Funded by the Quality Assurance Agency for Higher Education (QAA) as part of their Collaborative Enhancement Partnership Projects, the project uses the experience of a network of PGR students, supervisors, academics and researcher development experts developed by the University Alliance coordinated Doctoral Training Alliance (DTA) programme.
The resources aim to enhance students’ learning experience by showcasing real-life experiences and possible viva questions; helping them to shape and develop their preparations, anticipate potential questions and test out possible answers, to help eliminate some of their fears and concerns and give them the best possible chance of success.
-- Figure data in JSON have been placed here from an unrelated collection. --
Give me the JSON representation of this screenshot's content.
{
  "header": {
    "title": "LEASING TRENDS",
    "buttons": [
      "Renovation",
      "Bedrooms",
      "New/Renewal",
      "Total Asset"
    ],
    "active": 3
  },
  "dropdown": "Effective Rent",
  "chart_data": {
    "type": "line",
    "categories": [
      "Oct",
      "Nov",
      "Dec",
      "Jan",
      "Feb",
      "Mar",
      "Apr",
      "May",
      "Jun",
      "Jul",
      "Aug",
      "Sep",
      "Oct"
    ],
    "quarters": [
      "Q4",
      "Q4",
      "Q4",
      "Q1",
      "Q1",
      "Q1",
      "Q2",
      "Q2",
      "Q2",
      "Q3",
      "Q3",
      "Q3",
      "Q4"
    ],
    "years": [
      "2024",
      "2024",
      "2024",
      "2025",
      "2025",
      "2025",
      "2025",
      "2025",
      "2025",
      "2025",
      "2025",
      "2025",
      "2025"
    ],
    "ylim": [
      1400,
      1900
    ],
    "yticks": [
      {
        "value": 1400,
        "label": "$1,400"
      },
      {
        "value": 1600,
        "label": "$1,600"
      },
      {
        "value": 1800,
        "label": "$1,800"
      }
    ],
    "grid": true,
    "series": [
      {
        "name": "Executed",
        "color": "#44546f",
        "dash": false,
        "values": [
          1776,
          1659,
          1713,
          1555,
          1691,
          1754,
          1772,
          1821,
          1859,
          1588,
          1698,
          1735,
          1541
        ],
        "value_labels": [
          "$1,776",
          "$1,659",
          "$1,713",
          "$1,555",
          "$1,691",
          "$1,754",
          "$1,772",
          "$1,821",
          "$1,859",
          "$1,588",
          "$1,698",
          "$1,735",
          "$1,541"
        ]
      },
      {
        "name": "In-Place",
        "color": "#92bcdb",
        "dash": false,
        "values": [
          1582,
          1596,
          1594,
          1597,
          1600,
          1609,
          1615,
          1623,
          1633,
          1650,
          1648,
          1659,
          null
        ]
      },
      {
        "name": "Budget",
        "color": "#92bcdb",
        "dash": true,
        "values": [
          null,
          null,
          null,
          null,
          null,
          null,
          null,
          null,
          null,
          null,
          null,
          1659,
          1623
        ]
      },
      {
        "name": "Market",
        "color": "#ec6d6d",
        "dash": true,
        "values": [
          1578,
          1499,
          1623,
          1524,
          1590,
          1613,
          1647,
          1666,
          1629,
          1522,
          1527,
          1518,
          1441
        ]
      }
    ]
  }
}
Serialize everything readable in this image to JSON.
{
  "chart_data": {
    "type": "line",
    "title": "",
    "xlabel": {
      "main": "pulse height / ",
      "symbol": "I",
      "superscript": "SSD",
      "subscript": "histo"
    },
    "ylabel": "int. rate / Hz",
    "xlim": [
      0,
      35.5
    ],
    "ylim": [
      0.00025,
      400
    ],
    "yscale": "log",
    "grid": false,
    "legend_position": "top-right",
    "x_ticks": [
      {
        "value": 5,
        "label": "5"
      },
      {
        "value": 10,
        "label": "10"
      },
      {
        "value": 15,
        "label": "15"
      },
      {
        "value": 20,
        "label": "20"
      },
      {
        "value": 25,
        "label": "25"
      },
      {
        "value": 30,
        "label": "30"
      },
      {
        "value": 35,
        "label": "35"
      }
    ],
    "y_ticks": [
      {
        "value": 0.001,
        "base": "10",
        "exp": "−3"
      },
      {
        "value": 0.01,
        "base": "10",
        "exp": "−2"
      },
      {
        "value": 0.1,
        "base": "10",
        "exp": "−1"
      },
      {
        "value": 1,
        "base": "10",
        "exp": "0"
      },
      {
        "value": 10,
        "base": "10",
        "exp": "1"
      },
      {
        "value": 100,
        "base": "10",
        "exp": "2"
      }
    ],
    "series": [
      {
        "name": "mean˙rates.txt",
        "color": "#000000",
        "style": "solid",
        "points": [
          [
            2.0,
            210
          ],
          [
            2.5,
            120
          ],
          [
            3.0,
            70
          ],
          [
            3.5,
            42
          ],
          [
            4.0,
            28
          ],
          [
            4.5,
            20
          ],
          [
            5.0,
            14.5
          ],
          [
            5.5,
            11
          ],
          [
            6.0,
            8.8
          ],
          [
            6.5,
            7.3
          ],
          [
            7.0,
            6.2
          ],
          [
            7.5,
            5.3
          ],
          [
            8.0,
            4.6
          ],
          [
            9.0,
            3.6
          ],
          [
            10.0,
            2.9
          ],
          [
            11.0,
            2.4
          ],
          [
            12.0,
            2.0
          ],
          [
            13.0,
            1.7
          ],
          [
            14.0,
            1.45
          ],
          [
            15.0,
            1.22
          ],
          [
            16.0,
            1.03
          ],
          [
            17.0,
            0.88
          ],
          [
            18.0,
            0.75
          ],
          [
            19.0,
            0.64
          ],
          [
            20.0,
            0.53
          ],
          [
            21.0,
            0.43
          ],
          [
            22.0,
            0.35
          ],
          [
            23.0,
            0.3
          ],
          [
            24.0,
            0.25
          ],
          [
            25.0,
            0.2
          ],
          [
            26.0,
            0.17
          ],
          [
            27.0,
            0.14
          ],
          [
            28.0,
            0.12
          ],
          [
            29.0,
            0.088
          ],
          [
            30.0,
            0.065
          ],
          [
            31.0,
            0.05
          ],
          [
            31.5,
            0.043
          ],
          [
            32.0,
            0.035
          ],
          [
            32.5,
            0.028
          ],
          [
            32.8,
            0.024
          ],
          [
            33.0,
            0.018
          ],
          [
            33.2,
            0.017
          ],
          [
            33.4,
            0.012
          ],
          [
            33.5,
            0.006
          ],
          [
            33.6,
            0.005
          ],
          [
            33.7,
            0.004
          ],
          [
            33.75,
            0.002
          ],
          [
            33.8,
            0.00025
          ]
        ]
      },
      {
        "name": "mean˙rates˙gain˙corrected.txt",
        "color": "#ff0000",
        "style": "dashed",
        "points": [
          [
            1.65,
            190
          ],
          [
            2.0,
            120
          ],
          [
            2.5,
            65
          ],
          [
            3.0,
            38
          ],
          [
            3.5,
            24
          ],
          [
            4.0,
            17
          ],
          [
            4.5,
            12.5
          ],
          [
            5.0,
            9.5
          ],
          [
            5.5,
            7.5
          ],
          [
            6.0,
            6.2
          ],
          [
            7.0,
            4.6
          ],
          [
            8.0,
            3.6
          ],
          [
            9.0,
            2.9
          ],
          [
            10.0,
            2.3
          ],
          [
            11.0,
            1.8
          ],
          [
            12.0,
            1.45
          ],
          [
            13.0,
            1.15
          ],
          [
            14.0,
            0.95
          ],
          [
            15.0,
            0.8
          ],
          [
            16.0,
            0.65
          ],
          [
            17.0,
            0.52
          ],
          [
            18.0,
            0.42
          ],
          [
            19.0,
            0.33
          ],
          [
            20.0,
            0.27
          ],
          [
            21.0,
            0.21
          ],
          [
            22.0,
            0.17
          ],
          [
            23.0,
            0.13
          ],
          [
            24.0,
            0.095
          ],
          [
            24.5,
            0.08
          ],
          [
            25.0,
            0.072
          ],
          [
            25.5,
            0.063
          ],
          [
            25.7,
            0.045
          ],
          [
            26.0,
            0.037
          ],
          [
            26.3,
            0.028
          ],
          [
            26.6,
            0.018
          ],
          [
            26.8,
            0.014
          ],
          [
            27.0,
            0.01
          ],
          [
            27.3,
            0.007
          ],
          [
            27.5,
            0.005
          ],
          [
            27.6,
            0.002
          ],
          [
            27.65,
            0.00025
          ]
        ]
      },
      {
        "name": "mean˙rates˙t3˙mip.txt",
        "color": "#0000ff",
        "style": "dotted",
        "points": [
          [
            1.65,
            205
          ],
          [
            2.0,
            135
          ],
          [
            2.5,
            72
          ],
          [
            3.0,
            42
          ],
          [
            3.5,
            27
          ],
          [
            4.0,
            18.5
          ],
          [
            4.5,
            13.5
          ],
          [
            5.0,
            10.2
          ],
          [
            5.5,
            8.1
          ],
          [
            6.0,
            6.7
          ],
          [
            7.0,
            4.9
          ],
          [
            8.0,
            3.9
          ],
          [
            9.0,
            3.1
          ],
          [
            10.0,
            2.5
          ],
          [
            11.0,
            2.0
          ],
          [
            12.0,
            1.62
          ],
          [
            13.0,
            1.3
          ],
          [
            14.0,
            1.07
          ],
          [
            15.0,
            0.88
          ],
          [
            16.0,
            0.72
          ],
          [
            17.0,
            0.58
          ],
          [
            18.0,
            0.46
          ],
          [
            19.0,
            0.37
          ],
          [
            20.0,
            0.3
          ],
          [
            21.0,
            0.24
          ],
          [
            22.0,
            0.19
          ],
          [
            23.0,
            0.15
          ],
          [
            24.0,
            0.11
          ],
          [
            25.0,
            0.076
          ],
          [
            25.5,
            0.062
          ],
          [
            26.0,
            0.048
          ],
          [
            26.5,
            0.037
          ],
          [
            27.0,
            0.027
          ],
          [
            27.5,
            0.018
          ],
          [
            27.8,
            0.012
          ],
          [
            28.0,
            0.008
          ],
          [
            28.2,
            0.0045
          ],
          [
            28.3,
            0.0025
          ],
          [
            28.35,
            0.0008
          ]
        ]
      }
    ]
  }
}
Former soldier Adam Jones is a final year PhD student from Gelli, Rhondda. He is conducting his KESS-funded Electrical Engineering PhD in partnership with Tata Steel.
Adam said: “I will be conducting my Viva for my PhD research within the next year, and the resources could not have come at a better time. The resources are informative, and include videos that explain the whole process from appointing the examination team to the Viva itself.
“As a postgraduate research student rep, I speak to a lot of research students across the University, and the viva is something that we all dread! A lot of the existing advice on how to prepare has been subjective, dependent on learning experience and the subject area. I feel a lot more confident having access to these resources, which have been neatly packaged into a webpage. They will be a huge support to me, and others.”
Llinos Spargo, USW Graduate School Co-ordinator, is leading on the project. She said: “I’ve worked at USW for more than 20 years, and during that time I’ve met so many wonderful postgraduate research students. I love watching them grow from the nervous student at induction to the confident, independent professional researcher you see at Graduation. I really do love my job!
“This project is all about supporting students through one of the most rewarding experiences of their lives; bringing together real-life experiences of the academic staff who work as PGR supervisors and examiners, other researcher developers but also the PGR students themselves."
Professor Martin Steggall, Pro Vice Chancellor for Research at USW, added: “This is an excellent resource, with voices from students, examiners and supervisors that provide insightful observations about the viva and how to approach, prepare and defend the work. The tips are practical and all students will draw something positive from watching these short videos.”